C’est pour cela que les mesures proposées par la Convention Citoyenne pour le Climat n’ont pas été accueillies à leur juste valeur (j’y reviendrai).
C’est pour cela que les mesures politiques de certains maires écologistes sont considérées comme liberticides (voilà une petite infographie proposée par Graine de Possible : lien).
C’est pour cela que le mot DÉCROISSANCE est, à tort, redouté (j’y reviendrai).

C’est donc ce besoin de participer à l’effort de sensibilisation qui me pousse à lancer ce blog. C’est aussi un des moyens que j’ai trouvé pour m’instruire encore plus (comme vous, je sais encore très peu de choses). J’ai besoin de creuser les sujets d’éco-citoyennetés, d’affiner mes opinions et de les confronter à d’autres.

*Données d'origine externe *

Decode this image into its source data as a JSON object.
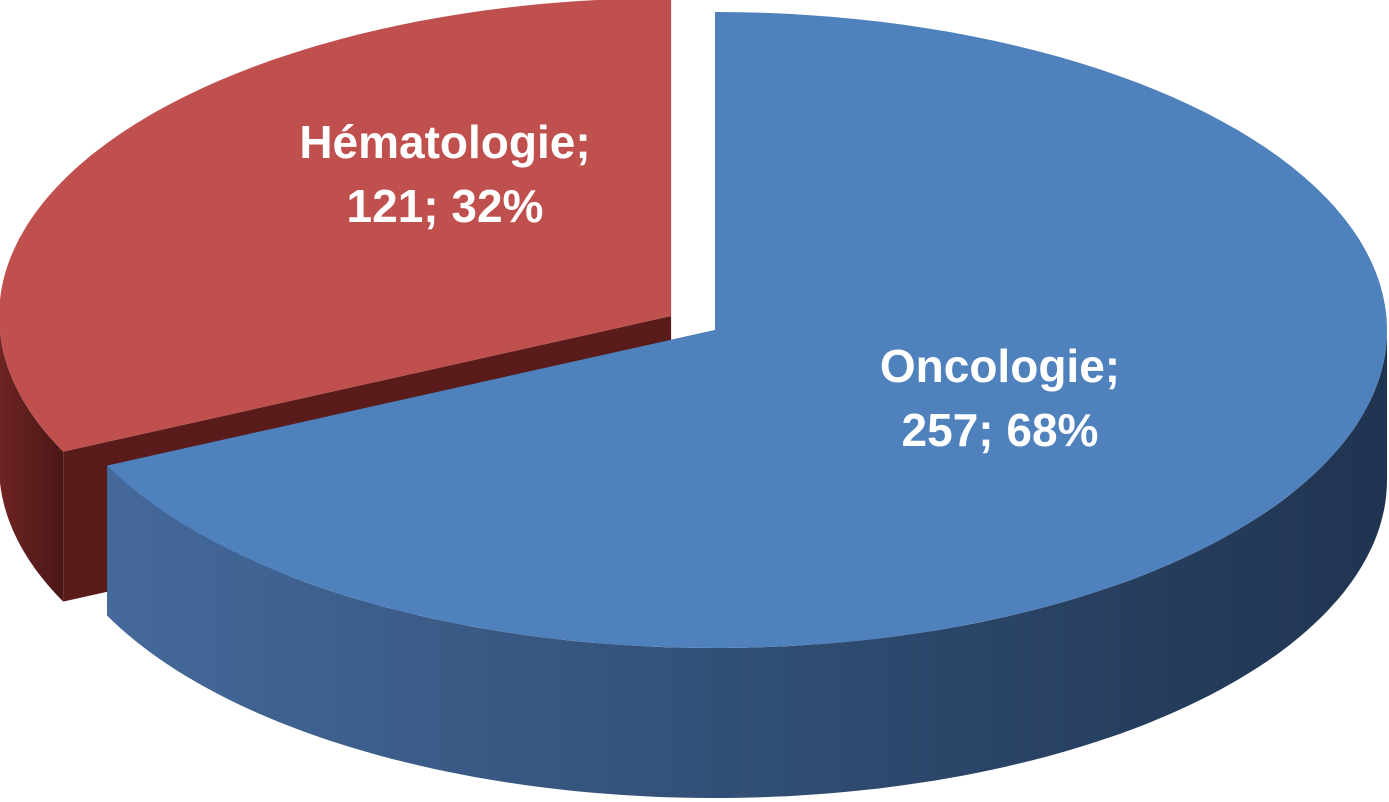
{
  "chart_data": {
    "type": "pie",
    "categories": [
      "Oncologie;",
      "Hématologie;"
    ],
    "values": [
      257,
      121
    ],
    "value_labels": [
      "257; 68%",
      "121; 32%"
    ],
    "colors": [
      "#4f81bd",
      "#c0504d"
    ],
    "explode": [
      false,
      true
    ],
    "three_d": true
  }
}
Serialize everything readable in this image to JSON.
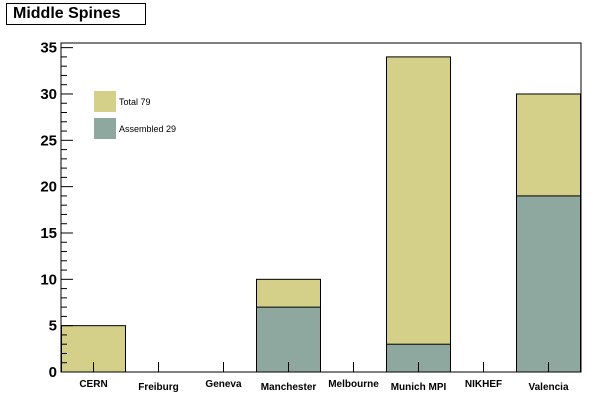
{
  "chart_data": {
    "type": "bar",
    "title": "Middle Spines",
    "categories": [
      "CERN",
      "Freiburg",
      "Geneva",
      "Manchester",
      "Melbourne",
      "Munich MPI",
      "NIKHEF",
      "Valencia"
    ],
    "series": [
      {
        "name": "Total 79",
        "values": [
          5,
          0,
          0,
          10,
          0,
          34,
          0,
          30
        ],
        "color": "#d4d08a"
      },
      {
        "name": "Assembled 29",
        "values": [
          0,
          0,
          0,
          7,
          0,
          3,
          0,
          19
        ],
        "color": "#8ea8a0"
      }
    ],
    "ylim": [
      0,
      35.5
    ],
    "yticks": [
      0,
      5,
      10,
      15,
      20,
      25,
      30,
      35
    ],
    "xlabel": "",
    "ylabel": "",
    "legend_position": "top-left",
    "grid": false,
    "bar_mode": "overlay"
  }
}
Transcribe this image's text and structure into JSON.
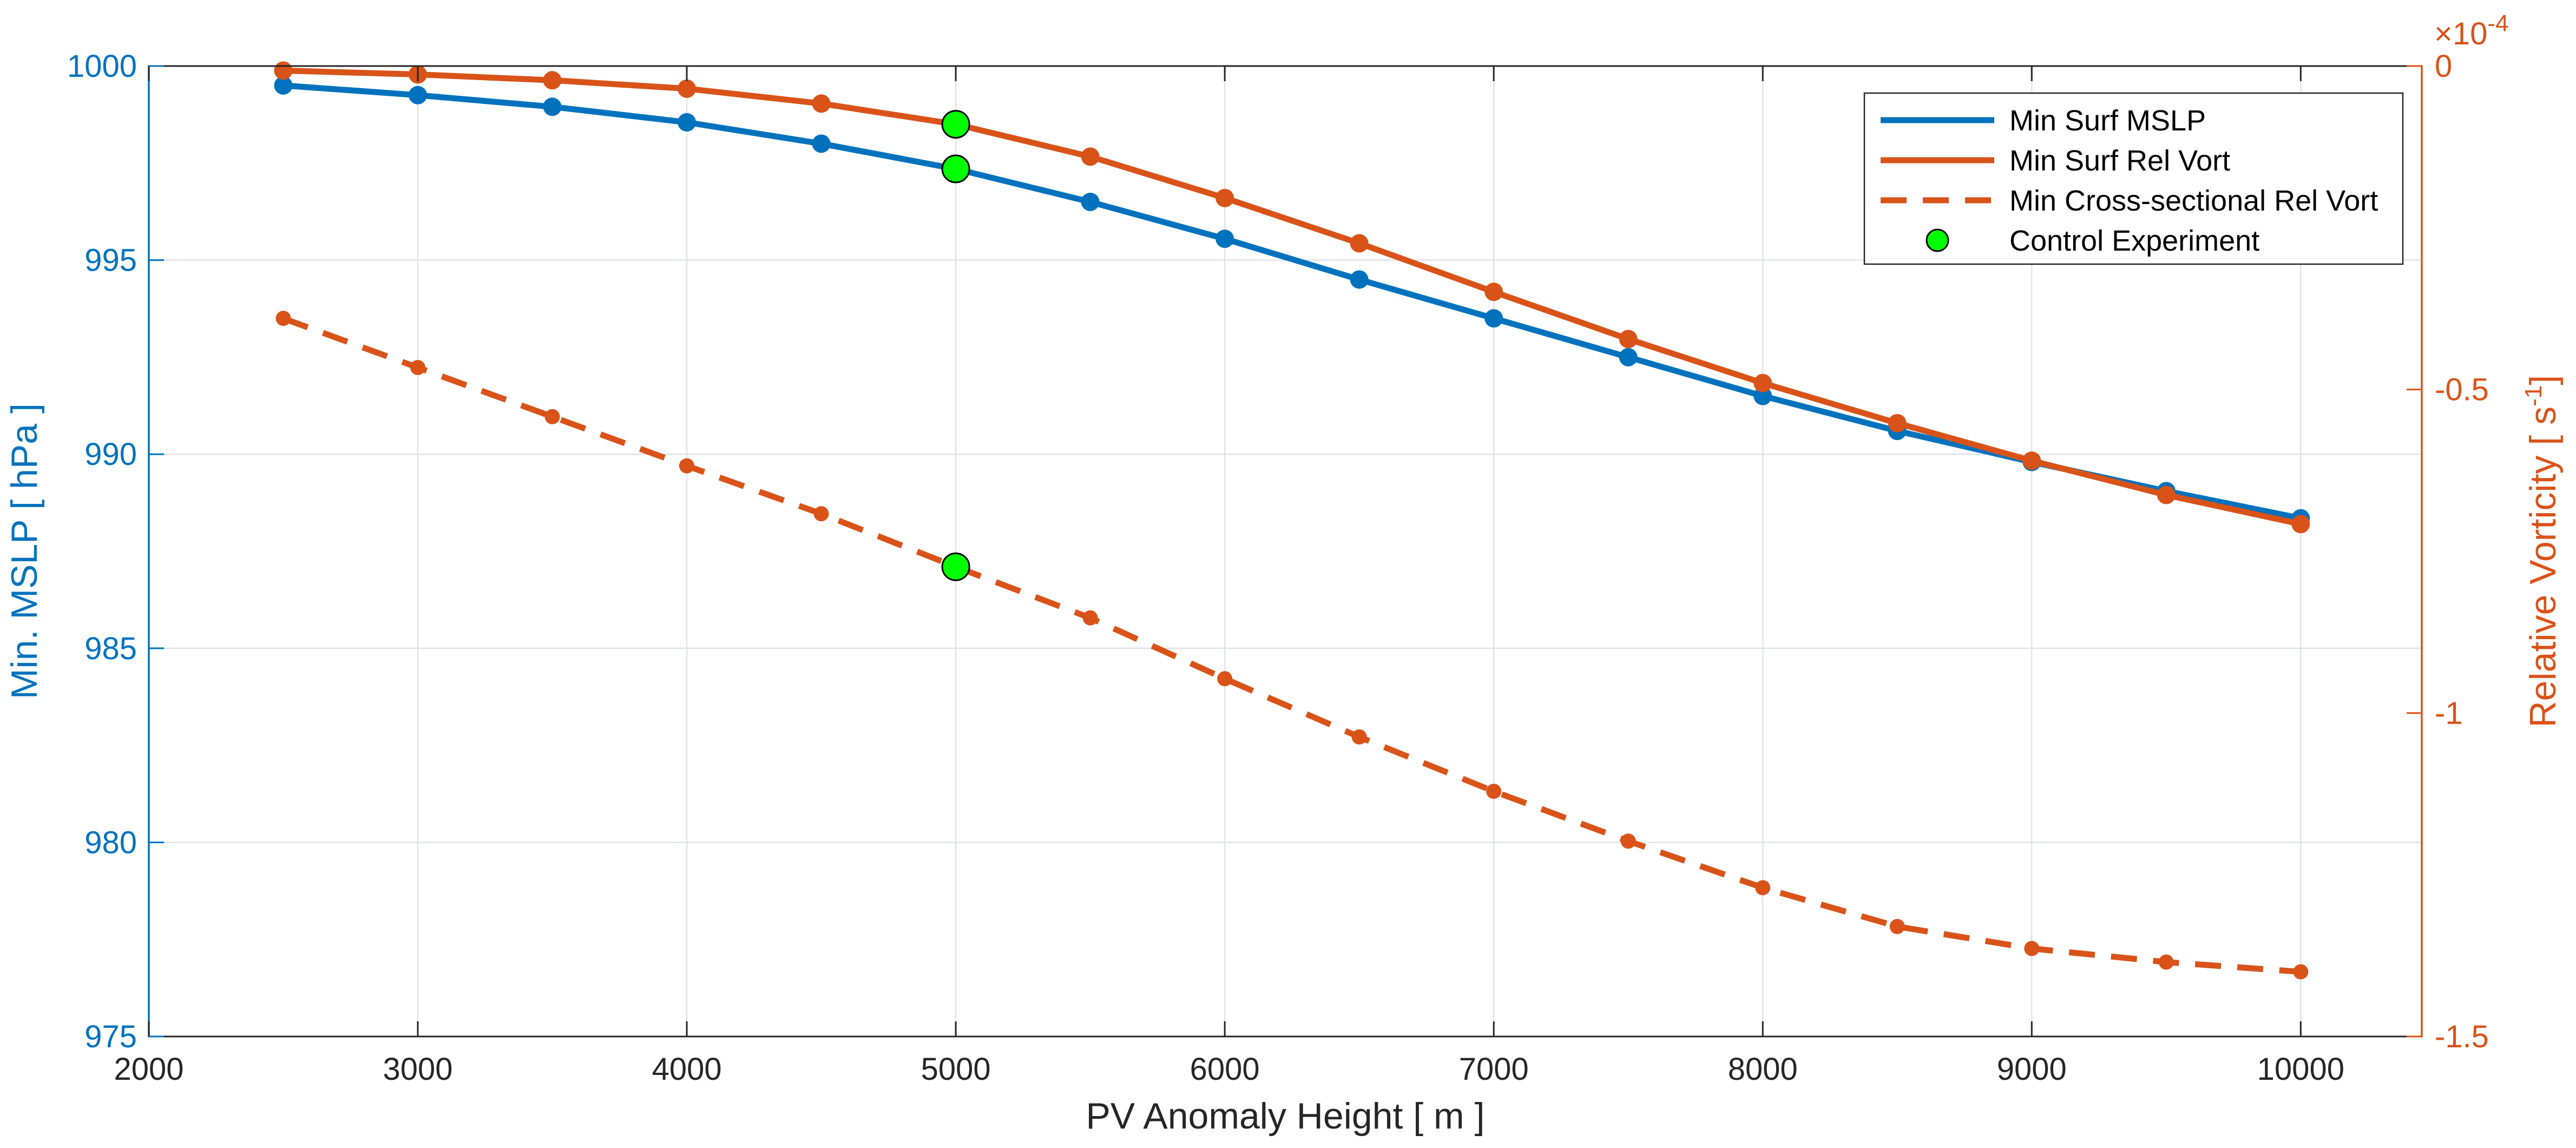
{
  "chart_data": {
    "type": "line",
    "title": "",
    "xlabel": "PV Anomaly Height [ m ]",
    "ylabel_left": "Min. MSLP [ hPa ]",
    "ylabel_right_prefix": "Relative Vorticity [ s",
    "ylabel_right_sup": "-1",
    "ylabel_right_suffix": "]",
    "xlim": [
      2000,
      10450
    ],
    "ylim_left": [
      975,
      1000
    ],
    "ylim_right": [
      -1.5,
      0
    ],
    "right_axis_multiplier_base": "×10",
    "right_axis_multiplier_exp": "-4",
    "x_ticks": [
      2000,
      3000,
      4000,
      5000,
      6000,
      7000,
      8000,
      9000,
      10000
    ],
    "y_ticks_left": [
      975,
      980,
      985,
      990,
      995,
      1000
    ],
    "y_ticks_right": [
      -1.5,
      -1,
      -0.5,
      0
    ],
    "y_tick_labels_right": [
      "-1.5",
      "-1",
      "-0.5",
      "0"
    ],
    "grid": true,
    "legend_position": "top-right",
    "x": [
      2500,
      3000,
      3500,
      4000,
      4500,
      5000,
      5500,
      6000,
      6500,
      7000,
      7500,
      8000,
      8500,
      9000,
      9500,
      10000
    ],
    "series": [
      {
        "name": "Min Surf MSLP",
        "axis": "left",
        "style": "solid",
        "color": "#0072BD",
        "values": [
          999.5,
          999.25,
          998.95,
          998.55,
          998.0,
          997.35,
          996.5,
          995.55,
          994.5,
          993.5,
          992.5,
          991.5,
          990.6,
          989.8,
          989.05,
          988.35
        ]
      },
      {
        "name": "Min Surf Rel Vort",
        "axis": "right",
        "style": "solid",
        "color": "#D95319",
        "values": [
          -0.007,
          -0.013,
          -0.022,
          -0.035,
          -0.058,
          -0.09,
          -0.14,
          -0.204,
          -0.274,
          -0.349,
          -0.422,
          -0.49,
          -0.552,
          -0.61,
          -0.663,
          -0.708
        ]
      },
      {
        "name": "Min Cross-sectional Rel Vort",
        "axis": "right",
        "style": "dashed",
        "color": "#D95319",
        "values": [
          -0.39,
          -0.466,
          -0.542,
          -0.618,
          -0.692,
          -0.774,
          -0.853,
          -0.947,
          -1.037,
          -1.121,
          -1.198,
          -1.27,
          -1.33,
          -1.364,
          -1.385,
          -1.4
        ]
      },
      {
        "name": "Control Experiment",
        "style": "marker",
        "color": "#00FF00",
        "points": [
          {
            "x": 5000,
            "axis": "right",
            "value": -0.09
          },
          {
            "x": 5000,
            "axis": "left",
            "value": 997.35
          },
          {
            "x": 5000,
            "axis": "right",
            "value": -0.774
          }
        ]
      }
    ]
  }
}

J’ai l’intime conviction qu’en donnant toutes les informations à tout le monde quel que soit leur niveau social, leur affinité politique, leur conviction, on a une chance de mobiliser nos efforts et peut-être, de minimiser les dégâts. La Convention Citoyenne pour le Climat en est un bel exemple.


L’instinct de survie et la morale nous aide a surmonté la crise du COVID-19. Cette même mouvance doit s’éveiller pour limiter les dégâts de la crise climatique.